Lorsque j’avais huit ans, alors que j’habitais encore a Joulu, j’avais beaucoup d’imagination et je ne jurais que par une chose, les fées. Je croyais en elles plus que tout. Mes parents me prenaient pour une folle et à maintes reprises m’ont expliqués que les fées n’existaient pas. Mais moi, j’étais persuadée du contraire. Donc, quand j’étais petite, mon infatigable passion me fis vivre une aventure extraordinaire.

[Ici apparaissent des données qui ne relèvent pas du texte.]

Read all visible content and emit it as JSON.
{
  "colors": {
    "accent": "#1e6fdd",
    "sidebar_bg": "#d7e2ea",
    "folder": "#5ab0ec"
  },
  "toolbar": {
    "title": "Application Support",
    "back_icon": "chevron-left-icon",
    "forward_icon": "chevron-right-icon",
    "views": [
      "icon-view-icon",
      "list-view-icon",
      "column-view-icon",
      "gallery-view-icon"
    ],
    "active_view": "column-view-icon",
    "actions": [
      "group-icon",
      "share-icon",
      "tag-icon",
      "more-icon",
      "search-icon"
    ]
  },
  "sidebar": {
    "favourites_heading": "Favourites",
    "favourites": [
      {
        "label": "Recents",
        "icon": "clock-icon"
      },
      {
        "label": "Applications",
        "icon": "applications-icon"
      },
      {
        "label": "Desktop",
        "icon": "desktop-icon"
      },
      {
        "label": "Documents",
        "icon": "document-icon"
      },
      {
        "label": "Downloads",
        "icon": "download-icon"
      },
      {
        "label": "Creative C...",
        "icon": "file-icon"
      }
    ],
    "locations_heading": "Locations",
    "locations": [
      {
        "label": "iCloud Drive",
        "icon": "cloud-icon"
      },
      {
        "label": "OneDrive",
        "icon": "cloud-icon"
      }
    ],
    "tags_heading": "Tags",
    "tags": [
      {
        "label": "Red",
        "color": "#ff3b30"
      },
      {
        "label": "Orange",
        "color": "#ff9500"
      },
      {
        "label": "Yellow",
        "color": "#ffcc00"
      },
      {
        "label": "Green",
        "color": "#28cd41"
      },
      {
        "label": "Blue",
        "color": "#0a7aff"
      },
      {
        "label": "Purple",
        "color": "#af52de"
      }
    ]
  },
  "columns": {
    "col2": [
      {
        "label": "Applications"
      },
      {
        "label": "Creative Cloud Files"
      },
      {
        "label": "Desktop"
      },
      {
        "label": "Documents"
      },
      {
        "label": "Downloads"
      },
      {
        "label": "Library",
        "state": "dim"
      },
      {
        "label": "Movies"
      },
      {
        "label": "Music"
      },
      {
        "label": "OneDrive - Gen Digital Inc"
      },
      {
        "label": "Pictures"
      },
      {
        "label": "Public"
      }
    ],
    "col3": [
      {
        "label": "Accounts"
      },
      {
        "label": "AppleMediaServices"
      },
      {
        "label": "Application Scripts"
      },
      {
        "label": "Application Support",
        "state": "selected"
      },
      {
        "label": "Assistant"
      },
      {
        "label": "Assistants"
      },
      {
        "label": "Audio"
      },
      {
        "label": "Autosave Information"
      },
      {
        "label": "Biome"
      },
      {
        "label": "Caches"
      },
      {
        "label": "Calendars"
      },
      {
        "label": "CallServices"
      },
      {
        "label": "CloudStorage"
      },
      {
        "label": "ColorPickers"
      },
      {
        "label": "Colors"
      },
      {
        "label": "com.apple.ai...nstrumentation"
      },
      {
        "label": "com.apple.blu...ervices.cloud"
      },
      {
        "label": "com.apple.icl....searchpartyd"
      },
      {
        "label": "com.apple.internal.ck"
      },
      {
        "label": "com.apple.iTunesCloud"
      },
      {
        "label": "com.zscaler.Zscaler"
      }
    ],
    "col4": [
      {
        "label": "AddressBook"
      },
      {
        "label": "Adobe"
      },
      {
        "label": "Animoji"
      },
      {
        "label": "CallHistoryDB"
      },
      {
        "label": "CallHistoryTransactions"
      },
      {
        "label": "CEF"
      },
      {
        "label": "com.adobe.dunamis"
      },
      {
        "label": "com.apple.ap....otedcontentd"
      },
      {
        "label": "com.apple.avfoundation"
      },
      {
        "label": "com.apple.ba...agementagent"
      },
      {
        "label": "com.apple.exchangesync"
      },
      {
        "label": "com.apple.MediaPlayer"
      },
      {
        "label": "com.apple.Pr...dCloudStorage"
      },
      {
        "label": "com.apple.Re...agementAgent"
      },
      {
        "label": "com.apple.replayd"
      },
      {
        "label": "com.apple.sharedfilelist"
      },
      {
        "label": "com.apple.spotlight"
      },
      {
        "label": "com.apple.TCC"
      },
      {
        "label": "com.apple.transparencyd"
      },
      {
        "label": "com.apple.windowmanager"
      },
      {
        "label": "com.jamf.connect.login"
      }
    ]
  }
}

Un soir d’août, vers minuit, j’aperçut une lumière a ma fenêtre. Je me suis levée de mon lit pour m’en rapprocher. Je l’ouvris. Une voix me dit alors de monter sur le rebord de la fenêtre et de fermer les yeux. Je m’exécuta comme attirée par cette voix si mélodieuse. A ce moment, je me sentais tellement bien, envahie par un bonheur soudain. Plus rien ne me tracassait. J’étais comme dans un rêve. Mon corps caresser par une douce chaleur. Celle de l’été qui ravive les âmes et fait palpiter les cœurs. Quand je rouvrit les yeux je me trouvais dans un endroit étrange et pourtant magnifique. Au centre de cet endroit trônait un immense arbre. Et en arrière plan une montagne couverte de plante, d’arbre et de buisson

De minuscules maisons étaient suspendues à l’arbre et à la roche. Ces habitations étaient toutes petites, de vraies maisons de poupées en feuilles d’arbre reliées par des fils d’or et attachées à des brindilles. Un escalier fait d’une matière semblable a du cristal montait en spirale au tronc de l’arbre. Dans la montagne des grottes était creusées par l’érosion. C’était un spectacle inoubliable, enfin c’était ce que je croyais.

Soudain une petite lumière s’approcha de moi, c’était une fée. Elle me dit :

-   Bienvenue dans ce pays ou les rêves deviennent réalité, ce pays c’est Féria. Ici vivent les fées.

-   Mais mes parents m’ont dit que les fées n’existent pas !

-   Es-tu de cet avis ?

-   Non.

-   Si les fées existent c’est parce que les enfants croient en nous. C’est par leur croyance que nous vivons. Quand tous les enfants finiront par ne plus croirent en nous, nous disparaîtront. Chaques jours une fée meurt car un enfant cesse de croire en nous.

-   Alors, ce sont les enfants qui créent les fées ? M’étonnais-je.

-   Oui. Tu as d’ailleurs était  choisie parmis des milliers d’enfant pour être Procréatrice.

-   Une Pro…quoi ?

-   Une Procréatrice est une personne qui crée les fées. Tu vas d’ailleurs participer, ma chère Gwenaëlle, au rituel. Grâce à celui-ci nous verrons si tu seras apte a être Procréatrice.

L’idée du « rituel » me fessait froid dans le dos. Mais pour ne pas laisser transparaître ma peur je dis :

-   D’accord mais avant tout puis-je connaître ton nom ?

-   Je m’appelle Espérance, je suis la plus vielle des fées.